Ada Noreen McClure, daughter of the town’s carpenter, was my second
character. NOW, it was finally time for cooking at the hearth:
By the way, that’s my niece, one Kelly Capehart, standing next to me.
She’ll soon graduate from Vassar College. Lordy, how time flies!
Then it was on to Lucinda Baker, wife of Isaac Baker, one of the three
(then-called) Baker brothers, all of whom were potters. Sadly, the one-
room cabin in the photo below is no more. First, it was greatly altered,
and then, eventually, it was torn down. What a travesty. I spent many
days happily “being” Lucinda and talking to folks while cooking outside
under the canopy of trees. HUZZAH!
I played several other characters, as well, ranging from Patience
Higbee to the younger Mrs. Whitaker to Laura Moore and so on.
I must say, however, that my favorites were anyone who cooked
and those who were members of the “lower” classes. Now, a few
of my fellow interpreters found the latter quite interesting. In fact,
when I was Lucinda, who was pretty low on the proverbial totem
pole, one of them used to voice her amazement at how someone
with a Master’s degree (me) did such a great job playing a lowly
character. (Hint: it’s called “acting”!)
Certainly, one of the highlights of working at Conner Prairie was
being given the opportunity to participate in the numerous special
programs. Candlelight, Maple Sugaring, Hearthside Suppers, and
others, to be sure, but also: being the “bride” (twice, to two different
guys!) in the 1836 wedding (kissie-kissie!); becoming “saved” when
the Camp Meetin’ came to town; assisting with pottery kiln firings;
cooking up scrapple during butchering; dancing with “my man Isaac”
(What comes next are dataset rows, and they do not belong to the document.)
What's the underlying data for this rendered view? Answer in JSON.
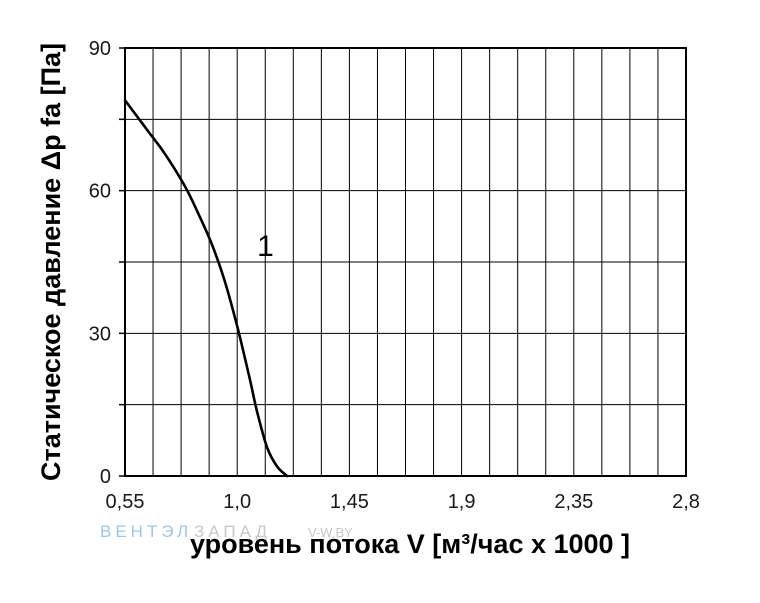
{
  "chart_data": {
    "type": "line",
    "xlabel": "уровень потока  V [м³/час x 1000 ]",
    "ylabel": "Статическое давление  Δp fa [Па]",
    "xlim": [
      0.55,
      2.8
    ],
    "ylim": [
      0,
      90
    ],
    "x_ticks": [
      "0,55",
      "1,0",
      "1,45",
      "1,9",
      "2,35",
      "2,8"
    ],
    "x_tick_values": [
      0.55,
      1.0,
      1.45,
      1.9,
      2.35,
      2.8
    ],
    "y_ticks": [
      "0",
      "30",
      "60",
      "90"
    ],
    "y_tick_values": [
      0,
      30,
      60,
      90
    ],
    "grid": true,
    "series": [
      {
        "name": "1",
        "x": [
          0.55,
          0.6,
          0.65,
          0.7,
          0.75,
          0.8,
          0.85,
          0.9,
          0.95,
          1.0,
          1.05,
          1.08,
          1.12,
          1.16,
          1.2
        ],
        "y": [
          79,
          75.5,
          72,
          68.5,
          64.5,
          60,
          54.5,
          48.5,
          41,
          31.5,
          20.5,
          13.5,
          6,
          2,
          0
        ]
      }
    ],
    "annotations": [
      {
        "text": "1",
        "x": 1.04,
        "y": 49
      }
    ]
  },
  "watermark": {
    "part1": "ВЕНТЭЛ",
    "part2": "ЗАПАД",
    "part3": "V-W.BY"
  },
  "colors": {
    "line": "#000000",
    "grid": "#000000",
    "text": "#1a1a1a"
  }
}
during the Independence Day celebrations…. OH! the list goes on and
on. I even thoroughly enjoyed talking to all the visitors. In fact, I’m
sure some would say I never shut up! But I just loved sharing the who,
what, when, and why of whatever it was that I was doing. And all the
training that was offered, in a variety of different topics. I went to every
session offered, whether it applied to me or not. I was eager to learn as
much as I could. Then there was the working with a great group of people
(for the most part), day in and day out. I made alot of wonderful friends.
Golly, what other job offers up such amenities?!? I know of none. It was
simply pure joy to work in such a unique environment.
My sewing sampler, containing a specified assortment of different
stitches and such. Doing this and “passing” (which I did) enabled
me to sew out on the historic grounds. A similar “test,” along with
some reading, was required for knitting:
Well, I could go on, but I won’t bore you any further. I will, however,
add that I often miss playing in the 1836 Village at Conner Prairie. I
miss all that hustle ‘n bustle. And the people; luckily, I’m still in touch
with a few. It was all great fun. Yet, I firmly believe that I was there
during some of the Museum’s best years. Sadly, things have greatly
changed, and not necessarily for the better. It’s far from the place
I knew and loved, that’s for sure. And in many ways, I’m doing more
now of what CP used to be, at the historic sites where I do hearth
cooking. In any case, life goes on, I’ve moved ahead, and I have
wonderful, lasting memories that I will always treasure. HUZZAH!